When then London mayor Boris Johnson unveiled plans for a garden bridge across the River Thames in 2013, the idea seemed inspired.
The pedestrian footpath would be a kind of "oasis of calm" with winding trails, 270 trees, 27,500 ferns and grasses, and 72,000 flowers. Construction would create more than 200 jobs, private donations would cover most of the £150-million ($241-millon) costs and the government pledged to kick in £60-million. The project even had the star-powered backing of actress Joanna Lumley and famed designer Thomas Heatherwick.
This wouldn't just be a bridge, Mr. Johnson declared. It would be an "iconic piece of green infrastructure."
The bridge isn't looking so inspired anymore. Construction is nearly two years behind schedule, costs have soared to £185-million and the new London mayor, Sadiq Khan, has ordered a review to decide whether the project is worth it.
There has also been a groundswell of local opposition, with community groups launching petitions and filing a court action to try to block the bridge. Opponents say the pathway will restrict views of St. Paul's Cathedral, the Houses of Parliament and cause overcrowding on city streets around the bridge entrances.
"There are already nine bridges spanning two miles between Westminster and London Bridge, seven of which can be crossed by foot; that's more than plenty," said the Thames Central Open Spaces, a community group opposed to the bridge.
Another blow came on Tuesday in a report from the National Audit Office, an independent agency that reviews public spending for Parliament. The NAO was asked to look into the status of the project, which is managed by the Garden Bridge Trust, and how the £60-million in government funding was being spent (half of the money comes from the Department of Transport and half from the city of London).

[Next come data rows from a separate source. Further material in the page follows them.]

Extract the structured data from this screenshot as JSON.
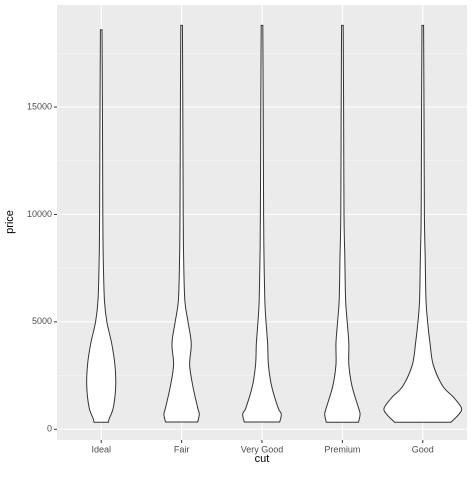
{
  "chart_data": {
    "type": "violin",
    "x_label": "cut",
    "y_label": "price",
    "categories": [
      "Ideal",
      "Fair",
      "Very Good",
      "Premium",
      "Good"
    ],
    "violins": [
      {
        "y": [
          326,
          500,
          1000,
          2000,
          3000,
          4000,
          5000,
          6000,
          8000,
          10000,
          15000,
          18600
        ],
        "density": [
          0.18,
          0.2,
          0.3,
          0.36,
          0.34,
          0.26,
          0.14,
          0.08,
          0.05,
          0.04,
          0.03,
          0.02
        ]
      },
      {
        "y": [
          337,
          700,
          1000,
          2000,
          3000,
          4000,
          5000,
          6000,
          8000,
          10000,
          15000,
          18800
        ],
        "density": [
          0.4,
          0.44,
          0.4,
          0.28,
          0.2,
          0.24,
          0.16,
          0.08,
          0.05,
          0.04,
          0.03,
          0.02
        ]
      },
      {
        "y": [
          336,
          700,
          1000,
          2000,
          3000,
          4000,
          5000,
          6000,
          8000,
          10000,
          15000,
          18800
        ],
        "density": [
          0.44,
          0.48,
          0.4,
          0.24,
          0.16,
          0.14,
          0.1,
          0.07,
          0.05,
          0.04,
          0.03,
          0.02
        ]
      },
      {
        "y": [
          326,
          700,
          1000,
          2000,
          3000,
          4000,
          5000,
          6000,
          8000,
          10000,
          15000,
          18800
        ],
        "density": [
          0.4,
          0.44,
          0.4,
          0.24,
          0.16,
          0.16,
          0.12,
          0.08,
          0.06,
          0.04,
          0.03,
          0.02
        ]
      },
      {
        "y": [
          327,
          700,
          1000,
          1500,
          2000,
          3000,
          4000,
          5000,
          6000,
          8000,
          10000,
          15000,
          18800
        ],
        "density": [
          0.7,
          0.9,
          0.96,
          0.76,
          0.5,
          0.26,
          0.18,
          0.12,
          0.08,
          0.06,
          0.04,
          0.03,
          0.02
        ]
      }
    ],
    "fill": "#ffffff",
    "stroke": "#333333",
    "ylim": [
      -500,
      19750
    ],
    "yticks": [
      0,
      5000,
      10000,
      15000
    ],
    "grid": true
  }
}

The report noted that the trust had yet to secure land on the south side of the river for the bridge and it said the organization may not be able to pay for the £3-million in annual maintenance costs. It also found that Department of Transport officials weren't convinced the bridge was even needed.

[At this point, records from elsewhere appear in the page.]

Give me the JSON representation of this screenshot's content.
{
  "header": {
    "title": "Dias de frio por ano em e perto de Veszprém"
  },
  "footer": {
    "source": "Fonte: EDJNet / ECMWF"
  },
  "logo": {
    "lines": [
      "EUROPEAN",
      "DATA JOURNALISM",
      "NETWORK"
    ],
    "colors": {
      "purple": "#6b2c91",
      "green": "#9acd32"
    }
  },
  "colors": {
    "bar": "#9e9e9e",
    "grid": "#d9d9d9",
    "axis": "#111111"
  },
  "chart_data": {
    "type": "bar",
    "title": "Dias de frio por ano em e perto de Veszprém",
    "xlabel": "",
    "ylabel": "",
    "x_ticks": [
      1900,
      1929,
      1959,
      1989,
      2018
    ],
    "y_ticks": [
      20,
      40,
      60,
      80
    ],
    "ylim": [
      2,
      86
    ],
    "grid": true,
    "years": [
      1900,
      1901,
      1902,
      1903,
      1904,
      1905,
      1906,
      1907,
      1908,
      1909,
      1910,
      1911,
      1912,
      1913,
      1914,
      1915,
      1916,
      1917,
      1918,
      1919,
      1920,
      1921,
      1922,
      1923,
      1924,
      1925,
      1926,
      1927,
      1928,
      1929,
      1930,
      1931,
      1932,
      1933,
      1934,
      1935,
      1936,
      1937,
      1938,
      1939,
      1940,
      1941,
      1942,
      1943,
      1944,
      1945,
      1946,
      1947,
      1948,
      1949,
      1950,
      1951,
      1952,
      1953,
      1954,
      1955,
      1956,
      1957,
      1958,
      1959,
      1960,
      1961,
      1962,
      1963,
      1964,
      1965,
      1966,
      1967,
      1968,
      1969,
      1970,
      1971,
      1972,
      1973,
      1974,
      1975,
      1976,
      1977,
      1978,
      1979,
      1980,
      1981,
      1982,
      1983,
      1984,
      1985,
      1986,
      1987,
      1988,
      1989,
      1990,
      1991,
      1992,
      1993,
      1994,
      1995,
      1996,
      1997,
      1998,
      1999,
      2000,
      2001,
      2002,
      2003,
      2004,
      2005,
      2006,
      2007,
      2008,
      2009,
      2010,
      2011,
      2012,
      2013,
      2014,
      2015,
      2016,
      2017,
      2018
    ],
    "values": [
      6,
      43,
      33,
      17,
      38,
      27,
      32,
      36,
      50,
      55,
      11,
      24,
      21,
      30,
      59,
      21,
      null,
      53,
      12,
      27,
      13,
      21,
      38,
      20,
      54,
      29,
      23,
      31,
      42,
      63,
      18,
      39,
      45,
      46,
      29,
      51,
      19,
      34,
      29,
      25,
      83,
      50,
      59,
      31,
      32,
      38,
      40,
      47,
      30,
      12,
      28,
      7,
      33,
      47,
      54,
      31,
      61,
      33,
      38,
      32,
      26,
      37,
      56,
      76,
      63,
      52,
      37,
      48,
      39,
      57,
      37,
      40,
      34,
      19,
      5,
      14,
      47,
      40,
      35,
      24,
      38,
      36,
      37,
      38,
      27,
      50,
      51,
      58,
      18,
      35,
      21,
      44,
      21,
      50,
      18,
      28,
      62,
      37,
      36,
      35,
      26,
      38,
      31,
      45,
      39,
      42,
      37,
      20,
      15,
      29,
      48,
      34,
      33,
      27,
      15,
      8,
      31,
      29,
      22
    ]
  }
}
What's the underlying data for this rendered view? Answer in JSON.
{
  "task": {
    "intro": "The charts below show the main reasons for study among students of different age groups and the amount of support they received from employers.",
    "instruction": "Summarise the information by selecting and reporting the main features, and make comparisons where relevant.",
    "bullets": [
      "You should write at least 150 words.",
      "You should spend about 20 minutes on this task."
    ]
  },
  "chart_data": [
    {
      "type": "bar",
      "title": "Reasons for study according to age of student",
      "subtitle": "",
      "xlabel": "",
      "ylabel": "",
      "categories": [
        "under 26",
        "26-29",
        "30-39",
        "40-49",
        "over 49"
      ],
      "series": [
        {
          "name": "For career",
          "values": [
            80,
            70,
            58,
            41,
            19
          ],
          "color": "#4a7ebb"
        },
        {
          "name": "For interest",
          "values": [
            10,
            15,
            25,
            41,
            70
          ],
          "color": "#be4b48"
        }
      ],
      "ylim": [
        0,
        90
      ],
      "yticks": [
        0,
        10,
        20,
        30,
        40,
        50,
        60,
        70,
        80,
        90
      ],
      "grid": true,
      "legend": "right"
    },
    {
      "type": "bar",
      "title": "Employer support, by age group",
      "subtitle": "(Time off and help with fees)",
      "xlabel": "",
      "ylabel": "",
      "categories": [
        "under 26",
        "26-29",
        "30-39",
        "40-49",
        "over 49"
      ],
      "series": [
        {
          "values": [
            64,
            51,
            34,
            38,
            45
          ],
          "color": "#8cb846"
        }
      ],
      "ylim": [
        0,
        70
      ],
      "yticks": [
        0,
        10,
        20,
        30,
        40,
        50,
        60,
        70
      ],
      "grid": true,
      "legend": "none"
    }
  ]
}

"The department's view was that the bridge was predominantly not a transport scheme and did not align with any of the department's specific policies," the report said.
The NAO also raised concerns about the government's financial backing of the bridge, noting that ministers kept making commitments despite concerns among bureaucrats about the risks. Critics have argued that the bridge was a vanity project for Mr. Johnson, backed by his colleagues in the Conservative government. Mr. Johnson is now a Tory member of Parliament and a senior cabinet minister.
"There remains a significant risk that the project will not go ahead," the report concluded. It added that if the bridge isn't finished, taxpayers will have lost £22.5-million in pre-construction costs.
In a statement released Tuesday the trust said it welcomed the oversight from the NAO.
"It is right that there is scrutiny of the project because it involves public money and transparency is good for us at an uncertain time," the trust said. "The Garden Bridge Trust has made strong progress with its partners in discharging nearly all its planning conditions, completed detailed pre-construction work, and has nearly £70-million of private money raised with more announcements in the pipeline."
The trust acknowledged that it is still seeking £56-million in donations. It added that part of the £60-million in government money was a loan and that the final taxpayer commitment will be £20-million. "London's Garden Bridge will be a stunning new public garden and a vital new pedestrian crossing," the trust said.
That hasn't satisfied opponents to the bridge.
"It is an unnecessary expenditure and will have little benefit to Londoners," said Tim Farron, leader of the Liberal Democrats. The TaxPayers' Alliance called on the government to stop funding the project.
Transport Minister Tariq Ahmad said the government remained supportive of the bridge. "Ministers took into account a wide range of factors before deciding whether or not to make funding available," he said in a statement. "The taxpayer, however, must not be exposed to any further risks and it is now for the trust to find private-sector backers. We will consider the NAO's findings carefully."